The workflow is the part I want to share, because auditing UTM hygiene by eye across a thousand rows is exactly the kind of work that makes people quit halfway and pretend the data is fine.

The export

Two files, both last 90 days:

  • GSC exportpage, clicks, impressions, query. The UTM string is already inside page.
  • GA4 exportlanding page, sessions, source, medium, campaign, utm_content.

I joined them on the URL string in Sheets (a SPLIT on ? plus a VLOOKUP), then exported the joined sheet as audit-input.csv — one row per tagged URL, with the UTM parameters parsed into separate columns.

The three things Claude actually found

1. Broken UTMs (typos and structural errors). 47 URLs had parameter names that GA4 silently ignores — utm-so instead of utm_source, a Capitalized UTM_Medium, two ? in the same URL, percent-encoding bugs. The page still loads. The traffic shows up as "Unassigned." Nobody notices for months.

2. Duplicate UTMs (case + spelling variants). This was the bulk — 218 URLs. The same source tagged as google, Google, Goog, and googel across different campaigns. Same medium tagged as cpc, CPC, paid, paidsearch, and paid-search. GA4 treats every variant as a different channel, so the "Paid Search" line in your report is showing maybe 60% of the truth.
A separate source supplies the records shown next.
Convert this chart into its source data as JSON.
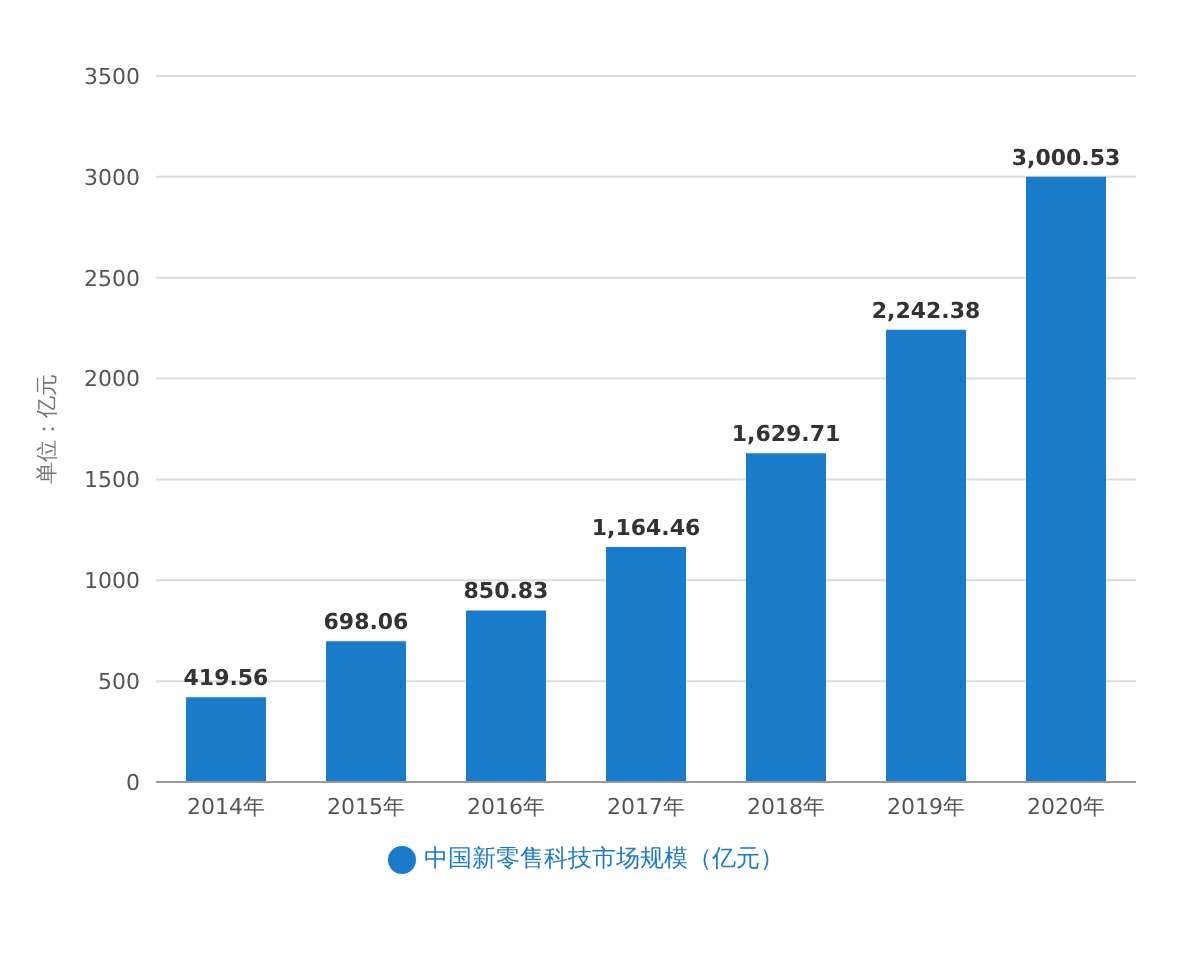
{
  "chart_data": {
    "type": "bar",
    "ylabel": "单位：亿元",
    "categories": [
      "2014年",
      "2015年",
      "2016年",
      "2017年",
      "2018年",
      "2019年",
      "2020年"
    ],
    "series": [
      {
        "name": "中国新零售科技市场规模（亿元）",
        "color": "#1a7cc8",
        "values": [
          419.56,
          698.06,
          850.83,
          1164.46,
          1629.71,
          2242.38,
          3000.53
        ],
        "value_labels": [
          "419.56",
          "698.06",
          "850.83",
          "1,164.46",
          "1,629.71",
          "2,242.38",
          "3,000.53"
        ]
      }
    ],
    "ylim": [
      0,
      3500
    ],
    "yticks": [
      0,
      500,
      1000,
      1500,
      2000,
      2500,
      3000,
      3500
    ],
    "grid": "y",
    "legend": "bottom"
  }
}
3. Cannibalization (utm_source overlapping organic). 47 URLs had utm_source=google + utm_medium=organic — usually pasted by a well-meaning marketer who thought "Google is Google." GA4 honors the explicit UTM and reclassifies what would have been organic search as a paid-ish line. Your "Organic" report is artificially low; your "Paid" is artificially high. Multiply that across 47 URLs and your attribution model is lying to you.

The prompt I actually used

I gave Claude the CSV plus a short brief:

You are auditing a UTM taxonomy. For each row, classify into one of: BROKEN (typo/structural), DUPLICATE (variant of a canonical value), CANNIBALIZE (utm_source/medium conflicts with organic classification), or OK. Output a new column with the label and a second column with the canonical replacement (e.g. Googlegoogle, paid-searchpaidsearch). Do not guess. If a row is OK, leave both columns empty. Return the full file.

The key instruction was the last one — "return the full file." Without it, Claude summarizes instead of operating on every row. With it, the 1,037 rows come back annotated. I review the CANNIBALIZE and BROKEN buckets manually; the DUPLICATE bucket is a 30-second scan because the replacements are mechanical.

The canonical sheet

Three tabs. sources (12 approved values, lowercase, no .com), mediums (8 values, matched to GA4 default channel groupings), campaigns (one row per campaign with owner, start date, expected source/medium). Every new campaign starts here. The audit CSV is the source of truth for what was — the canonical sheet is the source of truth for what should be.

The two together close the loop. Without the canonical sheet, the audit is a one-time cleanup. With it, the next 1,000 URLs take ten minutes to validate, not ten hours.